Similarly, the Indian silk handkerchiefs that we used to read about in the homes of lords in the novels of Zola and Balzac—all of this has come down to be within reach of the common people.

And pepper and cardamom are now the spices of the poor.

Silk was driven out of the market by nylon, Dacron, and Terylene, so its price dropped to half a lira per handkerchief, and it became an affordable adornment for servants and shop workers. Any person with a simple income level can now obtain many of the luxuries that my grandmother and grandfather dreamed of and salivated over.

The Paradox of Progress: Persistent Unhappiness

Nevertheless, misery exists, and unhappiness is still the norm, and complaints continue at all levels. The columns of newspapers, songs, books, radio news, the gloomy, frowning faces of people in the street, their constant bickering, and their narrow-mindedness about everything bear witness to this.

Nothing that man imagined would make him happy has made him happy. He barely possessed what he dreamed of before he became indifferent to it and sought something else. He is always looking at what is in the hands of others, completely oblivious to what is in his own hands. He forgets his wife and desires his neighbor's wife, even though his own wife is sweeter and more beautiful. But it is the desire that is never satisfied, whose appetite is always renewed and whose craving opens up to every forbidden and unknown thing.

Philosophical and Religious Perspectives on Desire

This is why Buddha established his religion on killing desire and getting rid of it as the cause of misery. And there is no salvation from misery except by getting rid of desire, killing it, and reaching a state of inner tranquility that is indifferent to everything and abstains2 from all desires.

And God reveals the truth to us in a deeper way in the Quran, saying that He created the world with this nature and characteristic: it is "temporary enjoyment."

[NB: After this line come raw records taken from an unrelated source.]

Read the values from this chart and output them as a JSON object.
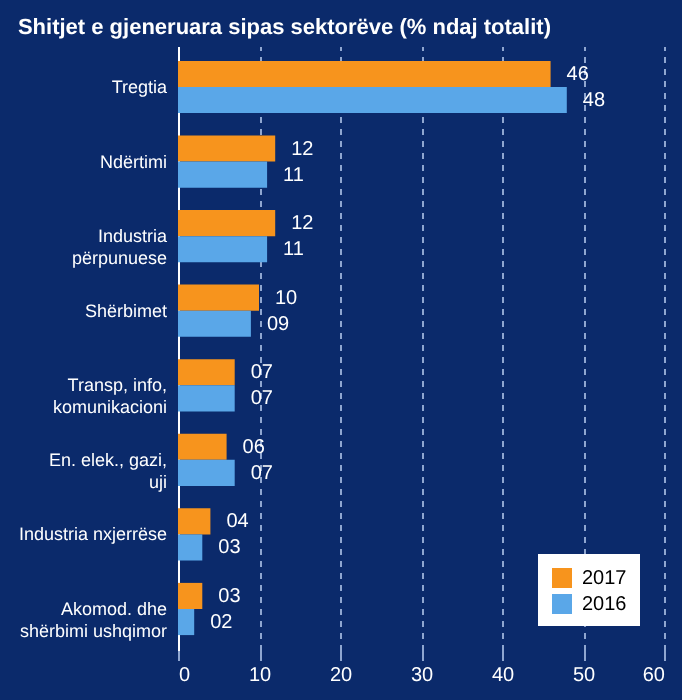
{
  "chart_data": {
    "type": "bar",
    "orientation": "horizontal",
    "title": "Shitjet e gjeneruara sipas sektorëve (% ndaj totalit)",
    "categories": [
      "Tregtia",
      "Ndërtimi",
      "Industria përpunuese",
      "Shërbimet",
      "Transp, info, komunikacioni",
      "En. elek., gazi, uji",
      "Industria nxjerrëse",
      "Akomod. dhe shërbimi ushqimor"
    ],
    "series": [
      {
        "name": "2017",
        "color": "#f7941d",
        "values": [
          46,
          12,
          12,
          10,
          7,
          6,
          4,
          3
        ],
        "value_labels": [
          "46",
          "12",
          "12",
          "10",
          "07",
          "06",
          "04",
          "03"
        ]
      },
      {
        "name": "2016",
        "color": "#5aa7e8",
        "values": [
          48,
          11,
          11,
          9,
          7,
          7,
          3,
          2
        ],
        "value_labels": [
          "48",
          "11",
          "11",
          "09",
          "07",
          "07",
          "03",
          "02"
        ]
      }
    ],
    "xlim": [
      0,
      60
    ],
    "xticks": [
      0,
      10,
      20,
      30,
      40,
      50,
      60
    ],
    "grid": "x",
    "legend": "bottom right"
  }
}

(("The life of this world is but a temporary enjoyment."))

And "temporary enjoyment" is a consumed pleasure that expires. It is one of the characteristics of the world, as its Creator willed it, that all its pleasures are consumed, expire, and die the moment they are born.

In every pleasure is the germ of its demise.

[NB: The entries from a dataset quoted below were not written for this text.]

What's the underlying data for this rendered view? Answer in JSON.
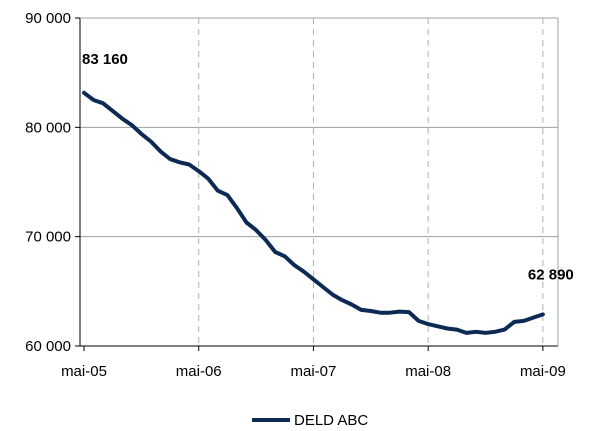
{
  "chart_data": {
    "type": "line",
    "title": "",
    "xlabel": "",
    "ylabel": "",
    "ylim": [
      60000,
      90000
    ],
    "y_ticks": [
      60000,
      70000,
      80000,
      90000
    ],
    "y_tick_labels": [
      "60 000",
      "70 000",
      "80 000",
      "90 000"
    ],
    "x_range": [
      "2005-05",
      "2009-05"
    ],
    "x_tick_labels": [
      "mai-05",
      "mai-06",
      "mai-07",
      "mai-08",
      "mai-09"
    ],
    "grid": {
      "horizontal": true,
      "vertical": "dashed"
    },
    "legend_position": "bottom",
    "series": [
      {
        "name": "DELD ABC",
        "color": "#0d2a55",
        "x": [
          "2005-05",
          "2005-06",
          "2005-07",
          "2005-08",
          "2005-09",
          "2005-10",
          "2005-11",
          "2005-12",
          "2006-01",
          "2006-02",
          "2006-03",
          "2006-04",
          "2006-05",
          "2006-06",
          "2006-07",
          "2006-08",
          "2006-09",
          "2006-10",
          "2006-11",
          "2006-12",
          "2007-01",
          "2007-02",
          "2007-03",
          "2007-04",
          "2007-05",
          "2007-06",
          "2007-07",
          "2007-08",
          "2007-09",
          "2007-10",
          "2007-11",
          "2007-12",
          "2008-01",
          "2008-02",
          "2008-03",
          "2008-04",
          "2008-05",
          "2008-06",
          "2008-07",
          "2008-08",
          "2008-09",
          "2008-10",
          "2008-11",
          "2008-12",
          "2009-01",
          "2009-02",
          "2009-03",
          "2009-04",
          "2009-05"
        ],
        "values": [
          83160,
          82500,
          82200,
          81500,
          80800,
          80200,
          79400,
          78700,
          77800,
          77100,
          76800,
          76600,
          76000,
          75300,
          74200,
          73800,
          72600,
          71300,
          70600,
          69700,
          68600,
          68200,
          67400,
          66800,
          66100,
          65400,
          64700,
          64200,
          63800,
          63300,
          63200,
          63050,
          63050,
          63150,
          63100,
          62300,
          62000,
          61800,
          61600,
          61500,
          61200,
          61300,
          61200,
          61300,
          61500,
          62200,
          62300,
          62600,
          62890
        ],
        "labels": [
          {
            "index": 0,
            "text": "83 160"
          },
          {
            "index": 48,
            "text": "62 890"
          }
        ]
      }
    ]
  }
}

Boredom, weariness, and habit soon kill it.

This is the nature that God willed for the world because He intended it to be a dwelling of transition, not a dwelling of permanence. And that is why He made every pleasure without permanence and without stability. Because He did not intend these pleasures to be true pleasures, but rather a mere test of the mettle of souls—just a stimulus by which courage, nobility, chastity, the truthfulness of the truthful, and the sincerity of the sincere are tested.

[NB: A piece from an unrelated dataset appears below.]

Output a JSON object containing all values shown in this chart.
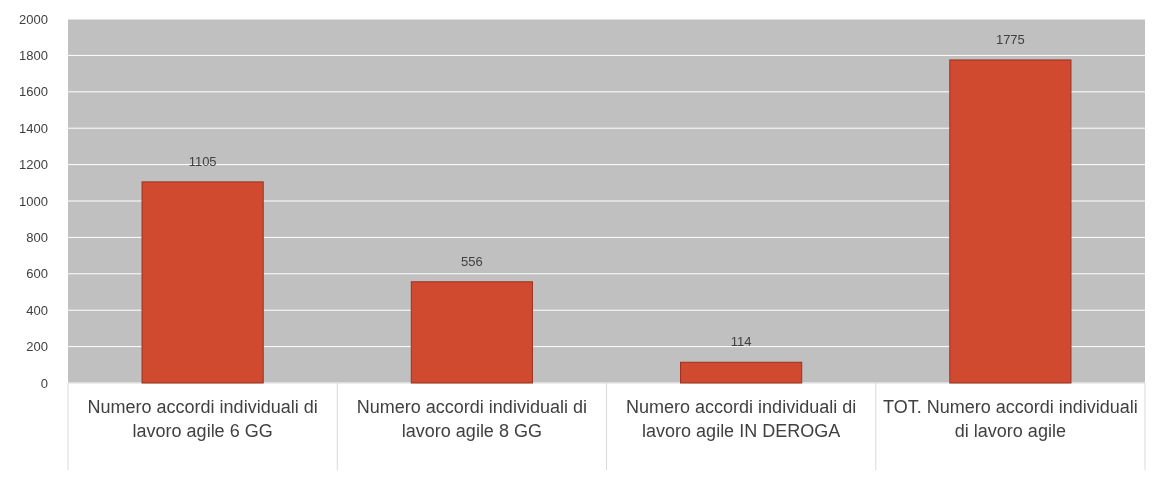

The Path to True Contentment

And the one who realizes this will rest completely and will stop this hysteria that takes him out of one desire only to throw him into another, and leads him from one craving only to throw him into the furnace of another craving, and drags him from one madness only to cast him into another madness.

He will find peace and rest, and he will try to tame himself, purify his soul, cleanse his heart, and work for the afterlife that God promised to all His prophets—that it will be the world where pleasure is real, and pain is real.

And he will not regret what he will miss of the pleasures of this world, because he knows perfectly well, through experience and practice, that they are deceptive pleasures that slip through the fingers like a mirage. And he has read history and knows that the wealth of Qarun, according to the current calculation, does not exceed several hundred pounds in copper currency. And thus all his treasures were estimated in sterling. And how many people own hundreds of pounds now and complain of poverty and curse the day they were born, even though, according to history, they are richer than Qarun?

The Enduring Illusion of Material Wealth

It is the eternal deception.

You dream of owning the land, but then the land owns you and dedicates you to its service.

You imagine that money will free you from need, but then money opens the doors to more demands and thus leads to more need. And every time you earn a million, you need three million to guard and secure that million.

And the vicious cycle turns without end.

And this is the nature of our lying world in which we are tested.

All of us know this, and yet we never learn.